Dozens of African migrants are feared to have drowned after their boat capsized off the coast of Tunisia after setting of for Europe from Libya, a government source and the Tunisian Red Crescent said on Thursday.
The U.N. refugee agency UNHCR said in a statement more than 80 were feared drowned.
Tunisian fishermen rescued four people but one later died in hospital, the UNHCR said.
"The status quo cannot continue," Vincent Cochetel, UNHCR Special Envoy for the Mediterranean, said in a statement.
"Nobody puts their lives and the lives of their families at risk on these desperate boat journeys unless they feel they have no other choice. We need to provide people with meaningful alternatives that stops them from needing to step foot on a boat in the first place."
Some of the four initial survivors told the Tunisian coast guard on Thursday that the boat had sunk off the town of Zarzis, Red Crescent official Mongi Slim told Reuters.
A government source said that some of a group of African migrants who were rescued nine miles off the town of Zarzis had informed coastguards that they had set out from Zuwara in Libya, and that dozens had drowned.
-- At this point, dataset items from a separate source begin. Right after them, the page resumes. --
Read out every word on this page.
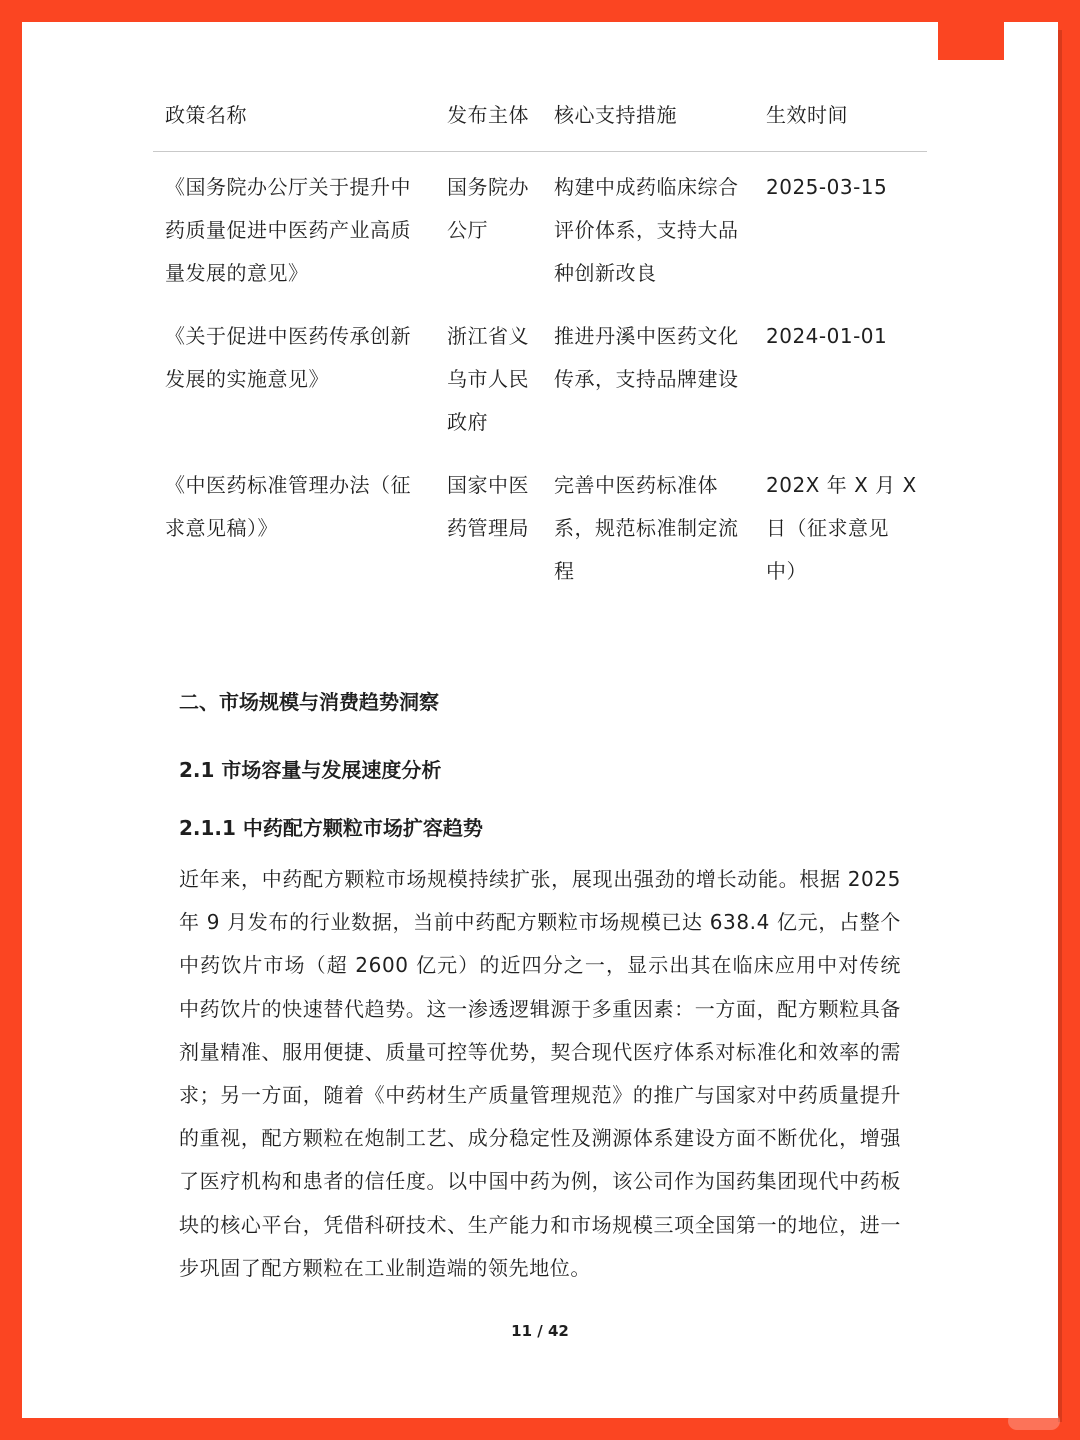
政策名称	发布主体	核心支持措施	生效时间
《国务院办公厅关于提升中药质量促进中医药产业高质量发展的意见》	国务院办公厅	构建中成药临床综合评价体系，支持大品种创新改良	2025-03-15
《关于促进中医药传承创新发展的实施意见》	浙江省义乌市人民政府	推进丹溪中医药文化传承，支持品牌建设	2024-01-01
《中医药标准管理办法（征求意见稿）》	国家中医药管理局	完善中医药标准体系，规范标准制定流程	202X 年 X 月 X 日（征求意见中）
二、市场规模与消费趋势洞察
2.1 市场容量与发展速度分析
2.1.1 中药配方颗粒市场扩容趋势

近年来，中药配方颗粒市场规模持续扩张，展现出强劲的增长动能。根据 2025 年 9 月发布的行业数据，当前中药配方颗粒市场规模已达 638.4 亿元，占整个中药饮片市场（超 2600 亿元）的近四分之一，显示出其在临床应用中对传统中药饮片的快速替代趋势。这一渗透逻辑源于多重因素：一方面，配方颗粒具备剂量精准、服用便捷、质量可控等优势，契合现代医疗体系对标准化和效率的需求；另一方面，随着《中药材生产质量管理规范》的推广与国家对中药质量提升的重视，配方颗粒在炮制工艺、成分稳定性及溯源体系建设方面不断优化，增强了医疗机构和患者的信任度。以中国中药为例，该公司作为国药集团现代中药板块的核心平台，凭借科研技术、生产能力和市场规模三项全国第一的地位，进一步巩固了配方颗粒在工业制造端的领先地位。

11 / 42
At least 65 migrants heading for Europe from Libya drowned last May when their boat capsized off Tunisia.
Libya's west coast is a main departure point for African migrants hoping to reach Europe, though numbers have dropped due to an Italian-led effort to disrupt smuggling networks and support the Libyan coast guard. Although the fighting in Libya has made the situation more difficult for people-smugglers, international aid officials have warned that it could also prompt more Libyans to flee their country.
Libyans who are picked up by the Libyan Coast Guard are routinely brought back to Libya and detained. The United Nations has pleaded with Libya's government to free the detainees, some of whom have been locked up for years.
In May, 108 migrants and refugees were sent to the Tajoura detention centre near Tripoli, which was hit by air strikes on Tuesday night, killing at least 53 people.